Methusalem ruiniert die Sozialkassen nicht

Zu den Mythen des Gesundheitssystems gehört die Formel: Mehr alte Patienten, mehr Kosten. Statistiker haben jetzt Klinikdaten untersucht, die zeigen: Differenzierung tut Not.

Florian StaeckVon Florian Staeck Veröffentlicht:

WIESBADEN. Die Deutschen werden im Durchschnitt immer älter, also steigen die Kosten im Gesundheitswesen künftig überproportional: Diese Aussage ist ein Evergreen in der gesundheitspolitischen Debatte.

Doch sie verkürzt komplexe Zusammenhänge. Denn der vermeintlich kausale Schluss, die Krankheitskosten stiegen aufgrund des Alters überproportional, hält einer genaueren Überprüfung nicht stand, hat eine Untersuchung des Statistischen Bundesamtes ergeben.

Die Sozialwissenschaftlerin Manuela Nöthen, Referentin für Gesundheitsstatistik beim Statistischen Bundesamt, hat Daten aus der Krankheitskostenrechnung, der fallpauschalenbezogenen Krankenhausstatistik und der Bevölkerungsvorausberechnung des Bundes und der Länder ausgewertet.

Die Kostenexplosion scheint unausweichlich

Auf den ersten Blick scheint alles für die Formel "je älter, desto teuer" zu sprechen: Im Jahr 2008 haben die durchschnittlichen Krankheitskosten für jeden Einwohner in Deutschland - ob krank oder gesund - 3100 Euro betragen.

Doch bei den 65- bis 84-Jährigen beliefen sich die durchschnittlichen Kosten auf 6520, bei über 85-Jährigen auf 14.840 Euro.

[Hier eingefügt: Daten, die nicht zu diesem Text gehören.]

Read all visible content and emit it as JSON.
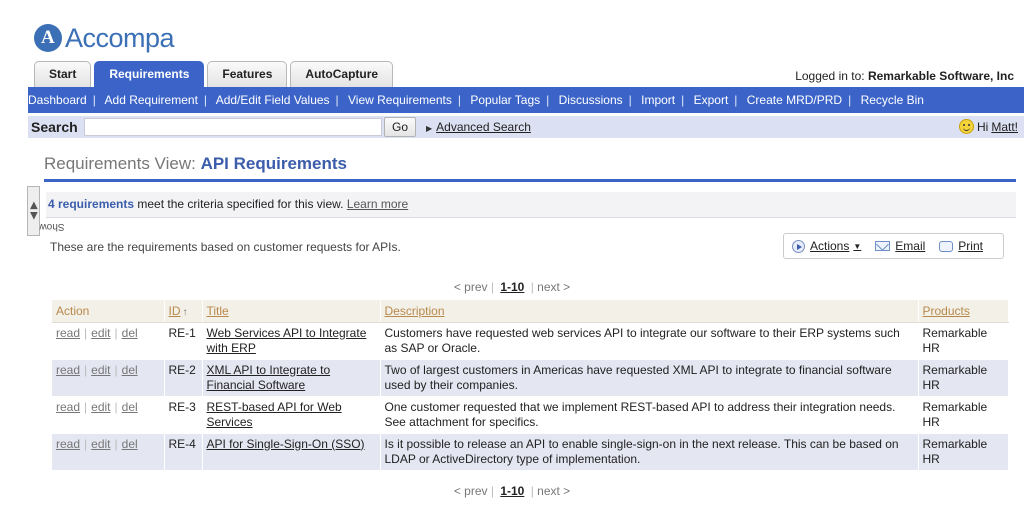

Extrapoliert man diese Zahlen, dann scheint eine Kostenexplosion programmiert. Die Sozialwissenschaftlerin Nöthen hinterfragt diese Prognose mit Hilfe der Sterbekostenthese.

Danach fällt ein Großteil der Krankheitskosten eines Menschen am Lebensende an, und zwar unabhängig vom Alter. Die hohen Pro-Kopf-Kosten alter Menschen erklären sich vor diesem Hintergrund mit der Tatsache, dass das Sterberisiko mit dem Alter steigt.

Um dieser These nachzugehen, hat sich Nöthen auf den stationären Sektor konzentriert. Zum einen, weil dort die Datenlage am besten ist, zum anderen, weil rund jeder zweite Sterbefall in einem Krankenhaus geschieht.

Drittens liegen durch das Fallpauschalensystem auch detaillierte Daten zu den Kosten vor; mit 66,7 Milliarden Euro entfielen im Jahr 2008 rund ein Viertel der Gesamtkosten im Gesundheitswesen auf den stationären Sektor.

Die Ausgaben, erläutert Nöthen, "sind mehr als doppelt so hoch wie die in Pflegeeinrichtungen mit 28,5 Milliarden Euro".

Wie bei den Gesamtkosten im Gesundheitswesen zeigt sich auch bei den Krankheitskosten in der Klinik, dass die durchschnittlichen Behandlungskosten mit dem Alter steigen.

Sie sind in der Altersgruppe der 65- bis 84-Jährigen mit 4330 Euro je Krankenhausbehandlung am höchsten, bei den über 85-Jährigen liegt der Wert mit 3850 Euro deutlich niedriger. Der Durchschnitt für die Klinikpatienten über alle Altersgruppen hinweg beträgt 3720 Euro.

Trennt man aber die bundesweit 17,9 Millionen Patienten nach Sterbefällen und nach entlassenen Patienten auf, so zeigt sich ein anderes Bild.

Über alle Altersgruppen hinweg sind die Behandlungskosten der in der Klinik gestorbenen Patienten mit 8650 Euro 2,4-mal höher als im Fall einer Entlassung des Patienten.

Doch hier gibt es gravierende Unterschiede je nach Altersgruppe: Am höchsten sind die Kosten mit 20.430 Euro bei Kindern bis zu 14 Jahren, die im Krankenhaus sterben, im Fall einer Entlassung der jungen Patienten entstehen Kosten von 3610 Euro.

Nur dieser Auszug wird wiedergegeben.